Ne kadar da haklıymış.

Türkiye İstatistik Kurumu’nun (TÜİK) 2016 yılı Türkiye kırmızı et üretim rakamlarına bakın.

Türkiye’de 2016 yılında 1 milyon 173 bin 42 ton kırmızı et üretilmiş.

Bu rakam, günlük 3 bin 214 ton et demek.

Sırbistan’dan ithal edeceğimiz et ise yıllık 5-6 bin ton.

Yani, Sırbistan’dan ithal ettiğimiz et ile Türkiye’nin sadece 2 günlük et ihtiyacı karşılanabiliyor.

Yine rakamlara dönelim;

Türkiye’de 2016 yılı içinde 5 milyon 839 bin 980 küçükbaş, 3 milyon 901 bin 806 büyükbaş hayvan kesimi yapılmış. Bunlardan 5 bin 299 küçükbaş, 494 bin 306 büyükbaş ithalat yoluyla ülkeye girmiş.

TÜİK, mezbahane ve kulak küpesi yoluyla tespit edilebilen mezbahane dışı kesimleri hesaba katarak bu rakamları açıklamış.

Kasapların kestiği, gayriresmi ve kulak küpesiz hayvan miktarını bu hesaba katarsak benim tahminim rakamlar en az yüzde 50 artar.

Sadece TÜİK verilerine bakılarak Türkiye’deki 80 milyon nüfusun et tüketimi ortalamasını çıkarırsak, kişi başı ayda 1,2 kg et tüketmiş oluyor.

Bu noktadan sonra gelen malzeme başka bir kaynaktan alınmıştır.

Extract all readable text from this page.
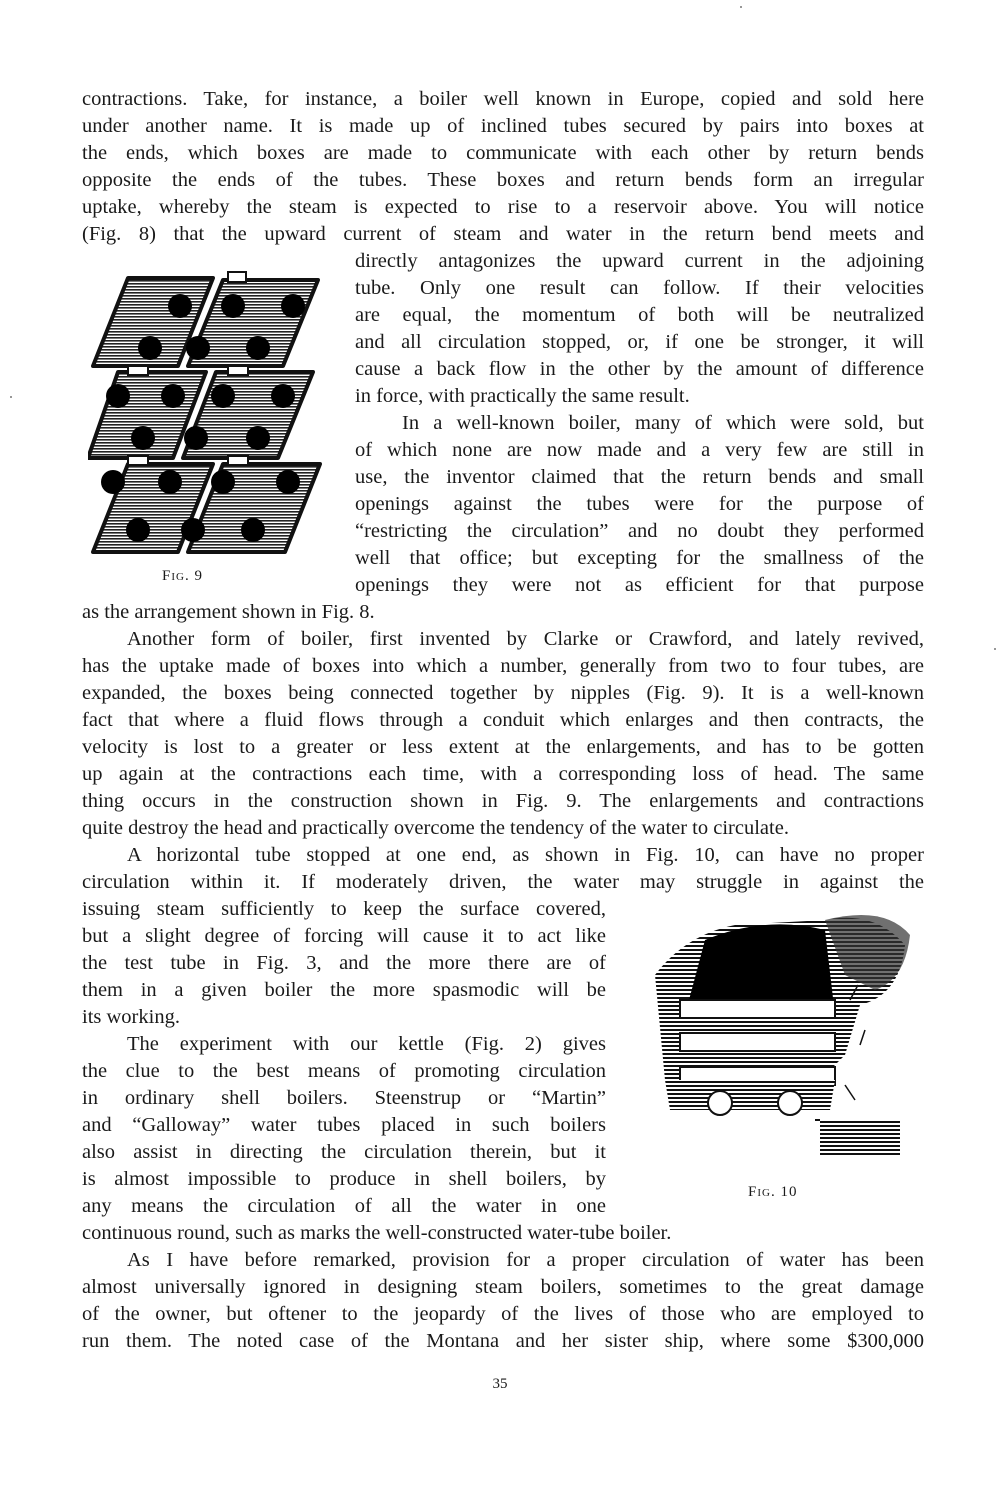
Fig. 9
Fig. 10
contractions. Take, for instance, a boiler well known in Europe, copied and sold here
under another name. It is made up of inclined tubes secured by pairs into boxes at
the ends, which boxes are made to communicate with each other by return bends
opposite the ends of the tubes. These boxes and return bends form an irregular
uptake, whereby the steam is expected to rise to a reservoir above. You will notice
(Fig. 8) that the upward current of steam and water in the return bend meets and
directly antagonizes the upward current in the adjoining
tube. Only one result can follow. If their velocities
are equal, the momentum of both will be neutralized
and all circulation stopped, or, if one be stronger, it will
cause a back flow in the other by the amount of difference
in force, with practically the same result.
In a well-known boiler, many of which were sold, but
of which none are now made and a very few are still in
use, the inventor claimed that the return bends and small
openings against the tubes were for the purpose of
“restricting the circulation” and no doubt they performed
well that office; but excepting for the smallness of the
openings they were not as efficient for that purpose
as the arrangement shown in Fig. 8.
Another form of boiler, first invented by Clarke or Crawford, and lately revived,
has the uptake made of boxes into which a number, generally from two to four tubes, are
expanded, the boxes being connected together by nipples (Fig. 9). It is a well-known
fact that where a fluid flows through a conduit which enlarges and then contracts, the
velocity is lost to a greater or less extent at the enlargements, and has to be gotten
up again at the contractions each time, with a corresponding loss of head. The same
thing occurs in the construction shown in Fig. 9. The enlargements and contractions
quite destroy the head and practically overcome the tendency of the water to circulate.
A horizontal tube stopped at one end, as shown in Fig. 10, can have no proper
circulation within it. If moderately driven, the water may struggle in against the
issuing steam sufficiently to keep the surface covered,
but a slight degree of forcing will cause it to act like
the test tube in Fig. 3, and the more there are of
them in a given boiler the more spasmodic will be
its working.
The experiment with our kettle (Fig. 2) gives
the clue to the best means of promoting circulation
in ordinary shell boilers. Steenstrup or “Martin”
and “Galloway” water tubes placed in such boilers
also assist in directing the circulation therein, but it
is almost impossible to produce in shell boilers, by
any means the circulation of all the water in one
continuous round, such as marks the well-constructed water-tube boiler.
As I have before remarked, provision for a proper circulation of water has been
almost universally ignored in designing steam boilers, sometimes to the great damage
of the owner, but oftener to the jeopardy of the lives of those who are employed to
run them. The noted case of the Montana and her sister ship, where some $300,000
35
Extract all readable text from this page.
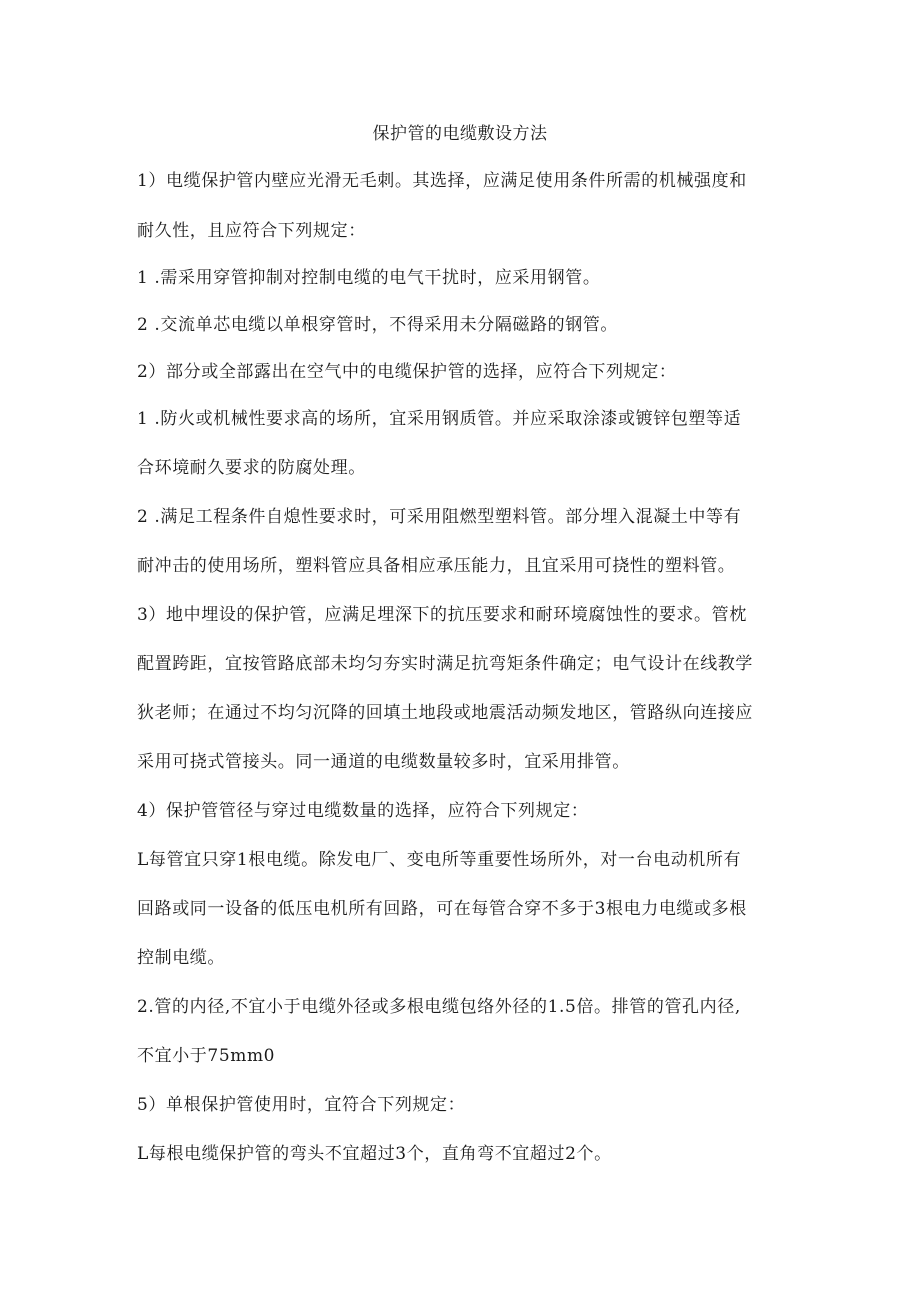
保护管的电缆敷设方法
1）电缆保护管内壁应光滑无毛刺。其选择，应满足使用条件所需的机械强度和
耐久性，且应符合下列规定：
1 .需采用穿管抑制对控制电缆的电气干扰时，应采用钢管。
2 .交流单芯电缆以单根穿管时，不得采用未分隔磁路的钢管。
2）部分或全部露出在空气中的电缆保护管的选择，应符合下列规定：
1 .防火或机械性要求高的场所，宜采用钢质管。并应采取涂漆或镀锌包塑等适
合环境耐久要求的防腐处理。
2 .满足工程条件自熄性要求时，可采用阻燃型塑料管。部分埋入混凝土中等有
耐冲击的使用场所，塑料管应具备相应承压能力，且宜采用可挠性的塑料管。
3）地中埋设的保护管，应满足埋深下的抗压要求和耐环境腐蚀性的要求。管枕
配置跨距，宜按管路底部未均匀夯实时满足抗弯矩条件确定；电气设计在线教学
狄老师；在通过不均匀沉降的回填土地段或地震活动频发地区，管路纵向连接应
采用可挠式管接头。同一通道的电缆数量较多时，宜采用排管。
4）保护管管径与穿过电缆数量的选择，应符合下列规定：
L每管宜只穿1根电缆。除发电厂、变电所等重要性场所外，对一台电动机所有
回路或同一设备的低压电机所有回路，可在每管合穿不多于3根电力电缆或多根
控制电缆。
2.管的内径,不宜小于电缆外径或多根电缆包络外径的1.5倍。排管的管孔内径,
不宜小于75mm0
5）单根保护管使用时，宜符合下列规定：
L每根电缆保护管的弯头不宜超过3个，直角弯不宜超过2个。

Evine bayramdan bayrama et girenleri, ayda 1-2 kg eti zor alanları düşündüğünüzde, birilerinin çok fazla et tükettiğini düşünüyorsunuz.

Bir de bunu düşünelim.

Sırbistan’dan ithal edilen 5 bin ton etin hepsinin bir günde geldiğini varsayarsak, Türkiye’de yaklaşık 14 bin şubesi bulunan BİM ve A101’lerin her mağazasına 357 Kg et gelmesi gerekiyor. 5 bin ton etin hepsi bir günde gelmediğine göre, bizim mahalledeki BİM’in dolabında sadece bu etlerden en az 50 kilo olduğuna göre bu işin içinde başka bir iş var demekten insan kendini alamıyor.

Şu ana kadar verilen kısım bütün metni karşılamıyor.